É preciso dizer claramente que essa tranquilidade se baseia, por enquanto, muito mais em receios ideológicos do que em fatos concretos. Exceção feita ao episódio da invasão de uma indústria automobilística em São José dos Campos (SP), cujos responsáveis devem ser punidos com todo o rigor da legislação penal, os arranhões à ordem legal registráveis na atual maré do sindicalismo urbano têm como pano de fundo uma legislação anacrônica que reclama modificações imediatas, antes mesmo da Constituinte. A desejada estabilidade no âmbito dos conflitos trabalhistas depende no momento disso.
Essa intranquilidade, além de se fundamentar em temores difusos, está sendo insuflada artificialmente por aqueles que dizem opor-se a mudanças violentas ou drásticas para na verdade conter quaisquer mudanças, mesmo que dentro da lei e da ordem.

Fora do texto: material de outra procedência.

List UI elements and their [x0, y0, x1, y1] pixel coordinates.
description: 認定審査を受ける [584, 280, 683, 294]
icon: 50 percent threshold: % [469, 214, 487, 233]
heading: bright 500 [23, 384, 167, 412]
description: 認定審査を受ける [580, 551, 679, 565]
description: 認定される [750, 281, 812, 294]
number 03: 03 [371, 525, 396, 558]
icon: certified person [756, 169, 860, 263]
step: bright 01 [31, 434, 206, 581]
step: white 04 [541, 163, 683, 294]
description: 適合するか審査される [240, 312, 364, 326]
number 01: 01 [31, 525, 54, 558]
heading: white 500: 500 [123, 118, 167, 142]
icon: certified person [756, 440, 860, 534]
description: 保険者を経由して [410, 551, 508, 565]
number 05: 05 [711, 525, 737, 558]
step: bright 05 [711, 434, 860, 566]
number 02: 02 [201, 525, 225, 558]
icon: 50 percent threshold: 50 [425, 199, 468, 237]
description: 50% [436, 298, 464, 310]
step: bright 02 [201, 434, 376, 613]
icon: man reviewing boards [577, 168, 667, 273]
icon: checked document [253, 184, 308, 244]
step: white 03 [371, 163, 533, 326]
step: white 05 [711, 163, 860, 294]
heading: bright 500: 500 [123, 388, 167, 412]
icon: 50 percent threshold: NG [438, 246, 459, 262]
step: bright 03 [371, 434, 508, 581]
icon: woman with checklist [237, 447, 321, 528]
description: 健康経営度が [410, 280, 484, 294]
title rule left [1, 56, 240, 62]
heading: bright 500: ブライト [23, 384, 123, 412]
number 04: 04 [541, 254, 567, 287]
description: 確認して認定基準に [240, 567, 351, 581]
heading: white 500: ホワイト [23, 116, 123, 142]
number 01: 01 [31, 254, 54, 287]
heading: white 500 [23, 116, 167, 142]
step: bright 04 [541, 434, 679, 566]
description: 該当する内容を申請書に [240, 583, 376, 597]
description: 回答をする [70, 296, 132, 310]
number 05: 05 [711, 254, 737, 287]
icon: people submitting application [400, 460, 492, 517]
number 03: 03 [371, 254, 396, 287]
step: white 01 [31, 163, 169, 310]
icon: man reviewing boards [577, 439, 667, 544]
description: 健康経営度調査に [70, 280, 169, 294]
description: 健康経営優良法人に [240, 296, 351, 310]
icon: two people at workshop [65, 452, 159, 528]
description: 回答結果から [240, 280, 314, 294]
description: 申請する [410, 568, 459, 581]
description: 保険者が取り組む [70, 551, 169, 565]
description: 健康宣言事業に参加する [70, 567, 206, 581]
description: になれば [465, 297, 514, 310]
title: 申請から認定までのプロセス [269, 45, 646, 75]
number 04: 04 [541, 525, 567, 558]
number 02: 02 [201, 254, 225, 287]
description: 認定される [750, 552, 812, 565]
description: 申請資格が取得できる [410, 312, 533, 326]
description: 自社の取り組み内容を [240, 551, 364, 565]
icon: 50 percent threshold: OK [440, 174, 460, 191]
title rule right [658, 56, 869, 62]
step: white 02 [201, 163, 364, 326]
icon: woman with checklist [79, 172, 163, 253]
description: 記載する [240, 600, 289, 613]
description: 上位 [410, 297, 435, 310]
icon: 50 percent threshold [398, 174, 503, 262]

Mas não há dúvida de que o País necessita de mudanças estruturais. Trata-se de corrigir as distorções agravadas pelo desenvolvimento vertiginoso e desordenado das últimas duas décadas. Trata-se de introduzir, no capitalismo brasileiro, reformas que promovam o dinamismo da livre iniciativa mas que assegurem, ao mesmo tempo, a participação dos não-proprietários nas vantagens do sistema. Trata-se de criar uma estrutura legal e política capaz de operar mudanças ordeiras, administrando os conflitos da sociedade industrial dentro de certos critérios e mecanismos aceitos pelas partes.
O espírito de mudança pacífica, de mobilização cidadã e de organização dentro da lei ganhou predominância na política brasileira durante a campanha das diretas-já. Cristalizou-se em seguida num símbolo eleito pelas circunstâncias e afinal reverenciado pela população: Tancredo Neves.

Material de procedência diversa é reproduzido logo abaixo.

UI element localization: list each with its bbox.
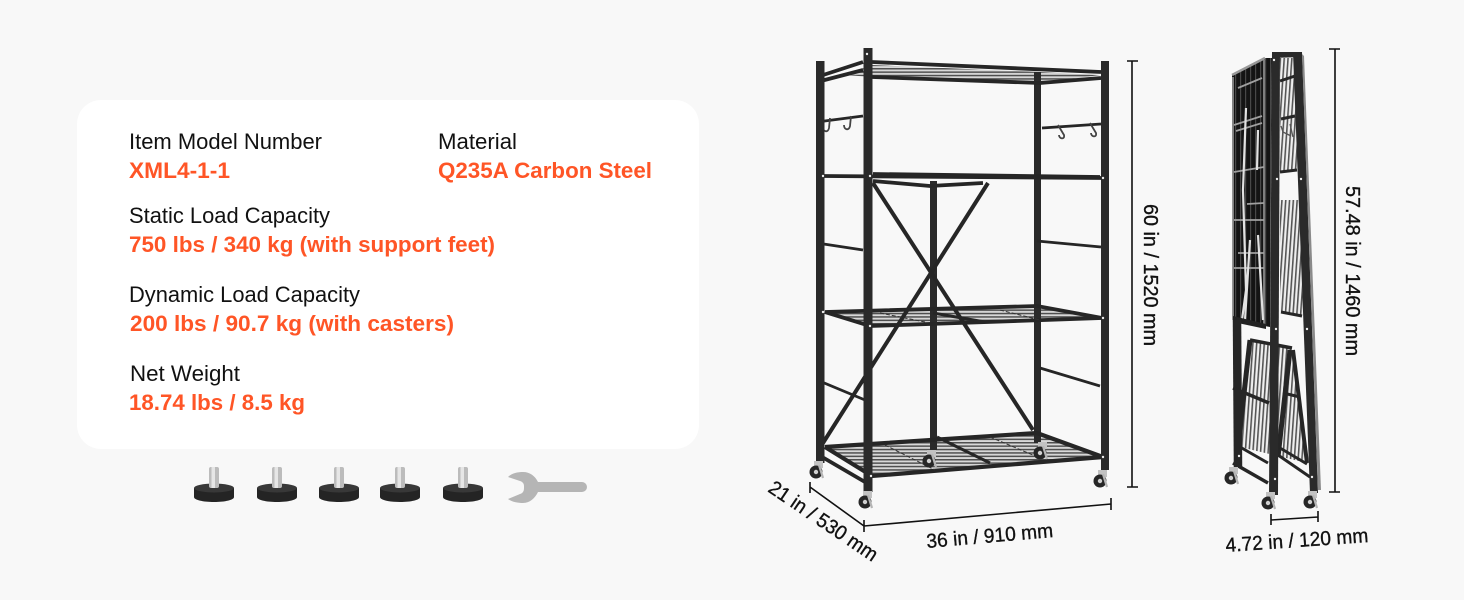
- spec: material: [438, 129, 652, 183]
- spec: dynamic load capacity: [129, 282, 454, 336]
- spec: dynamic load capacity: 200 lbs / 90.7 kg (with casters): [130, 311, 454, 336]
- dimension: folded height 57.48 in: 57.48 in / 1460 mm: [1341, 186, 1363, 356]
- dimension: width 36 in: 36 in / 910 mm: [926, 520, 1054, 553]
- folded post edge highlight: [1302, 54, 1321, 490]
- side bars: [817, 116, 1101, 482]
- folded rack rivets: [1238, 59, 1313, 480]
- icon: support foot 2: [257, 467, 297, 502]
- spec: net weight: [129, 361, 305, 415]
- spec: dynamic load capacity: Dynamic Load Capacity: [129, 282, 361, 307]
- icon: support foot 4: [380, 467, 420, 502]
- panel: specifications: [77, 100, 699, 449]
- spec: material: Material: [438, 129, 517, 154]
- lower folded shelf: [1240, 340, 1307, 463]
- third mesh shelf: [825, 306, 1102, 326]
- spec: net weight: 18.74 lbs / 8.5 kg: [129, 390, 305, 415]
- folded shelf panel: [1232, 58, 1272, 329]
- dimension: folded height 57.48 in: [1329, 49, 1363, 492]
- product: folded shelf rack: [1224, 52, 1321, 510]
- cross braces: [823, 183, 1033, 443]
- dimension: folded width 4.72 in: [1225, 511, 1369, 557]
- bottom mesh shelf: [825, 433, 1103, 476]
- dimension: height 60 in: [1127, 61, 1161, 487]
- icon: wrench: [508, 472, 587, 503]
- icon: support foot 3: [319, 467, 359, 502]
- dimension: height 60 in: 60 in / 1520 mm: [1139, 204, 1161, 346]
- dimension: width 36 in: [864, 498, 1111, 553]
- lower legs and rails: [1233, 76, 1310, 483]
- dimension: folded width 4.72 in: 4.72 in / 120 mm: [1225, 525, 1369, 557]
- spec: static load capacity: 750 lbs / 340 kg (with support feet): [129, 232, 495, 257]
- icon: support foot 1: [194, 467, 234, 502]
- spec: item model number: XML4-1-1: [129, 158, 230, 183]
- spec: static load capacity: [129, 203, 495, 257]
- post rivets: [822, 53, 1104, 477]
- hanging hooks: [823, 116, 1096, 138]
- spec: net weight: Net Weight: [130, 361, 241, 386]
- dimension: depth 21 in: 21 in / 530 mm: [764, 477, 882, 566]
- spec: material: Q235A Carbon Steel: [438, 158, 652, 183]
- main folded posts: [1269, 52, 1318, 495]
- spec: item model number: Item Model Number: [129, 129, 322, 154]
- folded rack casters: [1224, 467, 1317, 510]
- spec: static load capacity: Static Load Capacity: [129, 203, 331, 228]
- front posts: [816, 48, 1109, 492]
- accessories: support feet and wrench: [194, 467, 587, 503]
- middle wire section: [1280, 200, 1303, 316]
- shelf frames: [817, 62, 1103, 476]
- folded rack hooks: [1281, 124, 1293, 137]
- spec: item model number: [129, 129, 322, 183]
- top mesh shelf: [845, 65, 1100, 83]
- upper wire section: [1280, 58, 1298, 172]
- icon: support foot 5: [443, 467, 483, 502]
- casters: [810, 442, 1107, 508]
- product: assembled shelf rack: [810, 48, 1109, 508]
- rear posts: [930, 72, 1041, 450]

O governo acerta ao atacar com prioridade o problema fundiário. A propriedade improdutiva, grande ou pequena, deve ser punida duramente. O projeto de reforma agrária escolheu o instrumento da desapropriação, mais traumático e menos eficaz do que a via tributária. Não é explícito na adoção do critério de improdutividade. São questões, entre outras, que é fundamental discutir para melhorar o plano e implantar uma lei adequada e viável.

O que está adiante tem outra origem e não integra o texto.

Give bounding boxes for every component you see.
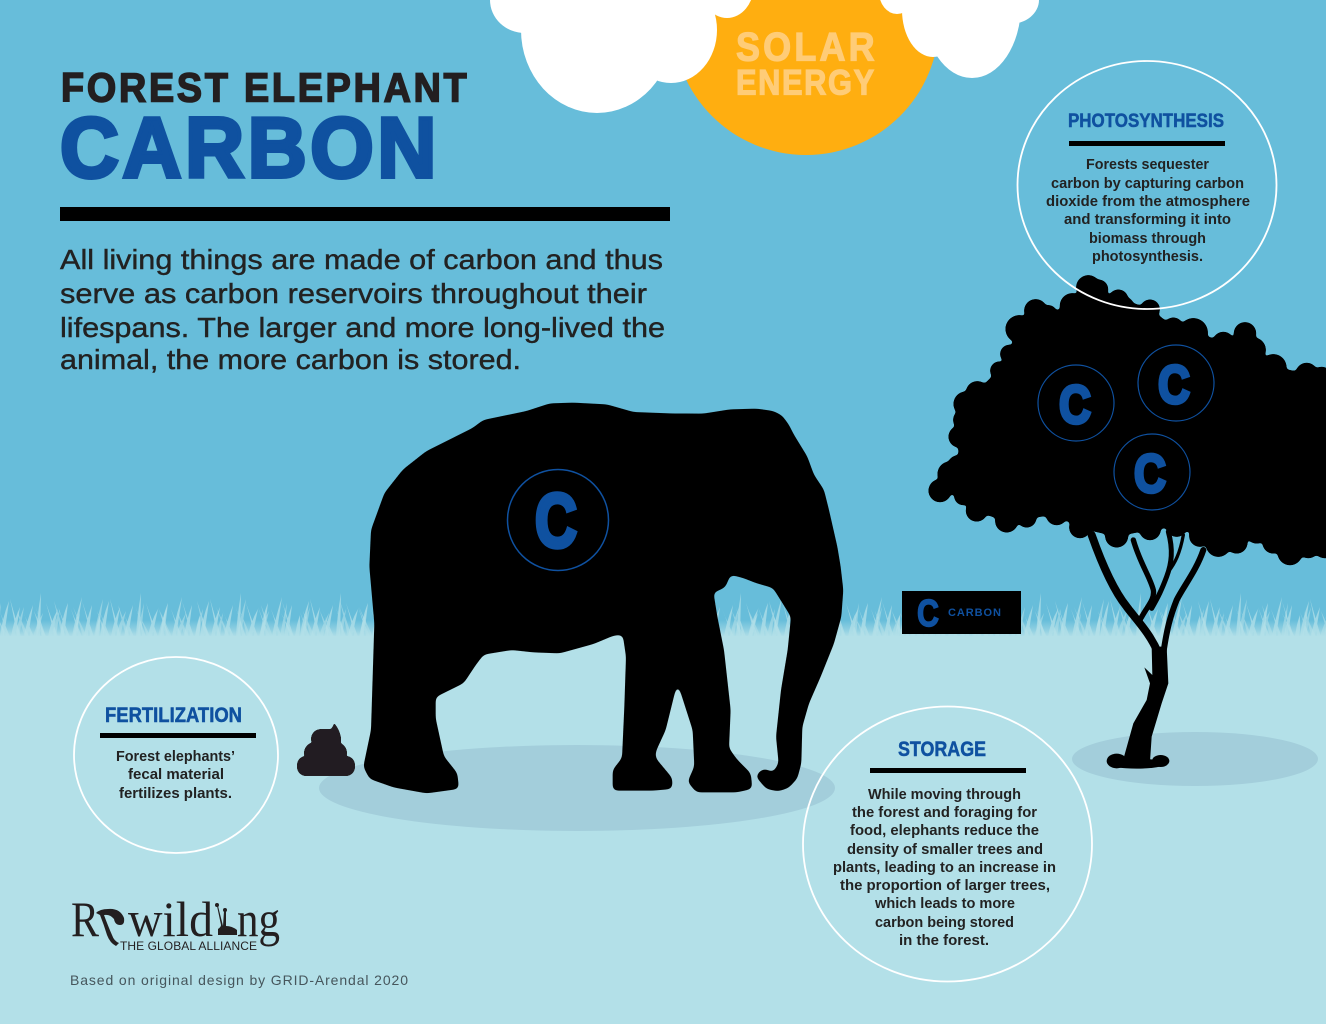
ground [0,636,1326,1024]
intro paragraph: All living things are made of carbon and thus [60,244,663,275]
solar energy label: ENERGY [736,63,874,102]
fertilization text: fecal material [128,767,224,783]
title rule [60,207,670,221]
panel: photosynthesis [1018,61,1276,309]
title line 1: FOREST ELEPHANT [61,65,467,111]
icon: dung pile [297,723,355,776]
cloud: left [490,0,754,113]
storage text [833,787,1056,949]
credit line: Based on original design by GRID-Arendal 2020 [70,972,408,988]
elephant carbon badge: C [535,479,577,564]
storage text: the proportion of larger trees, [840,878,1050,894]
photosynthesis text: biomass through [1089,231,1206,247]
panel: storage [803,706,1092,982]
logo: Rewilding: ng [237,891,280,947]
tree silhouette [928,275,1326,769]
carbon legend [902,591,1021,635]
fertilization text: Forest elephants’ [116,749,235,765]
storage text: plants, leading to an increase in [833,860,1056,876]
tree carbon badge 2: C [1158,355,1190,415]
logo: Rewilding: wild [128,891,213,947]
panel: fertilization [74,657,278,853]
logo i figure [215,903,237,935]
solar energy label [736,26,875,102]
logo tagline: THE GLOBAL ALLIANCE [120,939,257,953]
legend label: CARBON [948,607,1001,619]
tree foliage [928,275,1326,565]
elephant ground shadow [319,745,835,831]
photosynthesis text: photosynthesis. [1092,249,1203,265]
sky background [0,0,1326,640]
intro paragraph: serve as carbon reservoirs throughout their [60,278,647,309]
sun [673,0,939,155]
cloud: right [879,0,1039,78]
logo: Rewilding [71,891,280,953]
storage text: which leads to more [874,896,1015,912]
storage text: density of smaller trees and [847,842,1043,858]
storage text: carbon being stored [875,915,1014,931]
storage text: food, elephants reduce the [850,823,1039,839]
storage text: the forest and foraging for [852,805,1037,821]
logo: Rewilding: R [71,891,100,947]
elephant carbon badge [508,470,608,570]
tree ground shadow [1072,732,1318,786]
tree carbon badge 1 [1038,365,1114,441]
tree carbon badge 3: C [1134,444,1166,504]
tree carbon badge 2 [1138,345,1214,421]
storage heading: STORAGE [898,738,986,761]
elephant silhouette [364,403,843,793]
intro paragraph: lifespans. The larger and more long-lived the [60,312,665,343]
fertilization heading: FERTILIZATION [105,704,242,727]
tree carbon badge 3 [1114,434,1190,510]
storage text: While moving through [868,787,1021,803]
title [60,65,467,195]
photosynthesis heading: PHOTOSYNTHESIS [1068,111,1224,132]
tree trunk and branches [1092,532,1203,769]
photosynthesis text: carbon by capturing carbon [1051,176,1244,192]
photosynthesis text: Forests sequester [1086,157,1209,173]
logo e swirl [96,909,124,946]
intro paragraph [60,244,665,375]
fertilization text [116,749,235,802]
intro paragraph: animal, the more carbon is stored. [60,344,521,375]
photosynthesis text: and transforming it into [1064,212,1231,228]
legend C symbol: C [917,593,939,635]
storage text: in the forest. [899,933,989,949]
photosynthesis text: dioxide from the atmosphere [1046,194,1250,210]
solar energy label: SOLAR [736,26,875,70]
title line 2: CARBON [60,100,436,195]
fertilization text: fertilizes plants. [119,786,232,802]
grass strip [0,587,1326,637]
photosynthesis text [1046,157,1250,265]
tree carbon badge 1: C [1059,375,1091,435]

Viabilidade é no caso a palavra-chave. É preciso que as propostas apresentadas à opinião pública e ao Legislativo sejam praticáveis. Que contem com suporte político para concretizá-las, que obedeçam a um rigor técnico inatacável (o que não tem ocorrido), que contem com recursos que as façam realizáveis e que se subordinem, enfim, a uma unidade de comando que as coordene e compatibilize. As intenções de mudança serão estéreis se tiverem como primeiro efeito o de suscitar a resistência compacta dos setores cujos interesses elas podem vir a afetar.
A histeria conservadora é tão ou mais nefasta do que a leviandade dos agrupamentos de extrema-esquerda. Foi a conjunção das duas que inviabilizou não apenas as reformas mas o próprio regime democrático nos anos 60. Impedir que isso se repita é a grande tarefa hoje.